The numerator $$R+G = 11000+111.11 = 11111.11$$, so a single explicit equation in $$S$$ is obtained:

$$\frac12 = \frac{11111.11}{11000+\dfrac{111.11\,S}{111.11+S}}\;\frac{S}{111.11+S}$$

Multiply both sides by the denominators to clear the fractions.

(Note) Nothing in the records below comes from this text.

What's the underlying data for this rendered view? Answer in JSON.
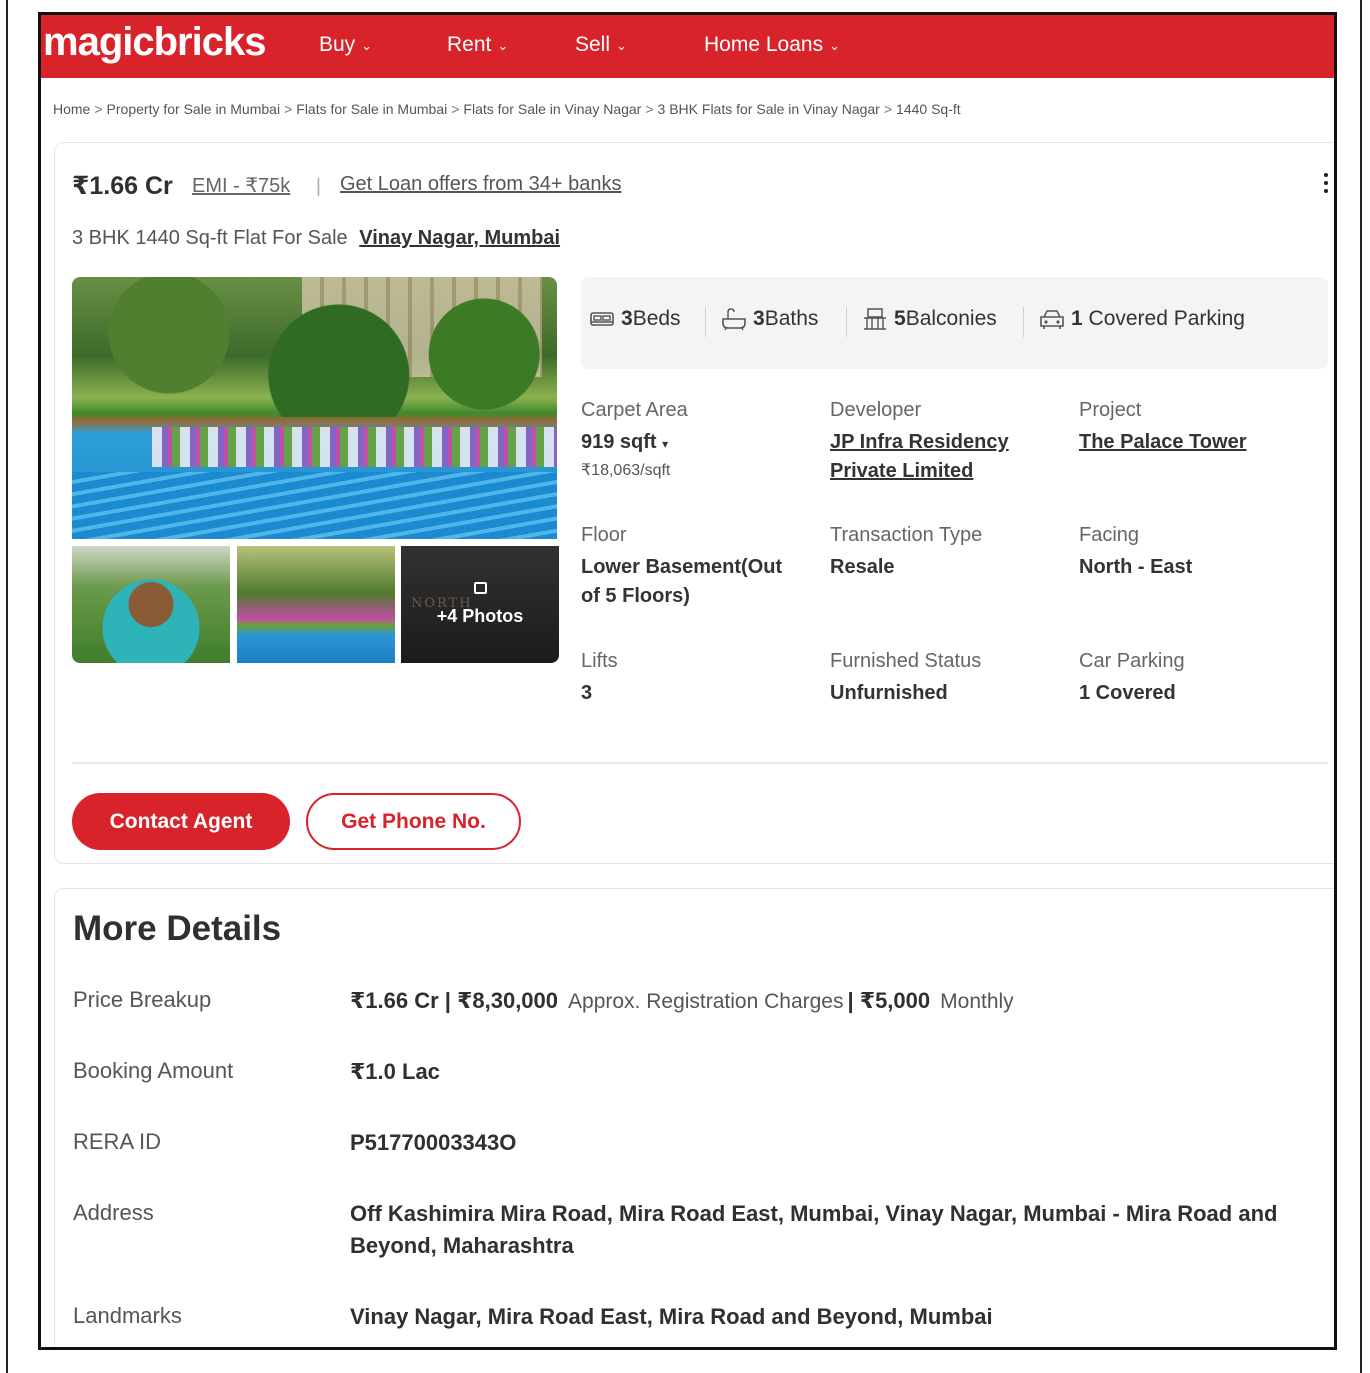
{
  "header": {
    "logo": "magicbricks",
    "nav": [
      {
        "label": "Buy"
      },
      {
        "label": "Rent"
      },
      {
        "label": "Sell"
      },
      {
        "label": "Home Loans"
      }
    ]
  },
  "breadcrumb": [
    "Home",
    "Property for Sale in Mumbai",
    "Flats for Sale in Mumbai",
    "Flats for Sale in Vinay Nagar",
    "3 BHK Flats for Sale in Vinay Nagar",
    "1440 Sq-ft"
  ],
  "listing": {
    "price": "₹1.66 Cr",
    "emi": "EMI - ₹75k",
    "separator": "|",
    "loan_link": "Get Loan offers from 34+ banks",
    "title": "3 BHK 1440 Sq-ft Flat For Sale",
    "locality": "Vinay Nagar, Mumbai",
    "photos_more": "+4 Photos",
    "thumb_watermark": "NORTH",
    "amenities": {
      "beds_num": "3",
      "beds_label": "Beds",
      "baths_num": "3",
      "baths_label": "Baths",
      "balconies_num": "5",
      "balconies_label": "Balconies",
      "parking_num": "1",
      "parking_label": "Covered Parking"
    },
    "details": {
      "carpet_area_label": "Carpet Area",
      "carpet_area_value": "919 sqft",
      "carpet_area_rate": "₹18,063/sqft",
      "developer_label": "Developer",
      "developer_line1": "JP Infra Residency",
      "developer_line2": "Private Limited",
      "project_label": "Project",
      "project_value": "The Palace Tower",
      "floor_label": "Floor",
      "floor_line1": "Lower Basement(Out",
      "floor_line2": "of 5 Floors)",
      "transaction_label": "Transaction Type",
      "transaction_value": "Resale",
      "facing_label": "Facing",
      "facing_value": "North - East",
      "lifts_label": "Lifts",
      "lifts_value": "3",
      "furnished_label": "Furnished Status",
      "furnished_value": "Unfurnished",
      "car_parking_label": "Car Parking",
      "car_parking_value": "1 Covered"
    },
    "contact_button": "Contact Agent",
    "phone_button": "Get Phone No."
  },
  "more_details": {
    "heading": "More Details",
    "price_breakup_label": "Price Breakup",
    "price_breakup_price": "₹1.66 Cr | ₹8,30,000",
    "price_breakup_reg": "Approx. Registration Charges",
    "price_breakup_maint": "| ₹5,000",
    "price_breakup_period": "Monthly",
    "booking_label": "Booking Amount",
    "booking_value": "₹1.0 Lac",
    "rera_label": "RERA ID",
    "rera_value": "P51770003343O",
    "address_label": "Address",
    "address_value": "Off Kashimira Mira Road, Mira Road East, Mumbai, Vinay Nagar, Mumbai - Mira Road and Beyond, Maharashtra",
    "landmarks_label": "Landmarks",
    "landmarks_value": "Vinay Nagar, Mira Road East, Mira Road and Beyond, Mumbai"
  },
  "colors": {
    "brand_red": "#d8232a",
    "text_dark": "#303030",
    "amenity_bg": "#f4f4f4"
  }
}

First multiply by 2, then by the two bracketed terms:

$$2\times 11111.11\,S = \Bigl(11000+\dfrac{111.11\,S}{111.11+S}\Bigr)\,(111.11+S)$$

Compute the left-hand side:

$$2\times11111.11\,S = 22222.22\,S$$

For the right-hand side we distribute carefully:

$$\Bigl(11000+\dfrac{111.11\,S}{111.11+S}\Bigr)\,(111.11+S)=11000(111.11+S)+111.11\,S$$

Now insert this in the equality:

$$22222.22\,S = 11000(111.11+S)+111.11\,S$$

Expand the product containing 11000:

$$11000\times111.11 = 1222210$$

and

$$11000\times S = 11000\,S$$

so that the right-hand side becomes

$$1222210 + 11000\,S + 111.11\,S = 1222210 + 11111.11\,S$$

Our equation is now purely linear in $$S$$:

$$22222.22\,S = 1222210 + 11111.11\,S$$

Bring the term $$11111.11\,S$$ to the left to collect like terms:

$$(22222.22 - 11111.11)\,S = 1222210$$

$$11111.11\,S = 1222210$$

Finally divide to obtain $$S$$:

$$S = \frac{1222210}{11111.11} \approx 110\ \Omega$$

The answer that is the closest to this calculated value is 110 $$\Omega$$.

Hence, the correct answer is Option D.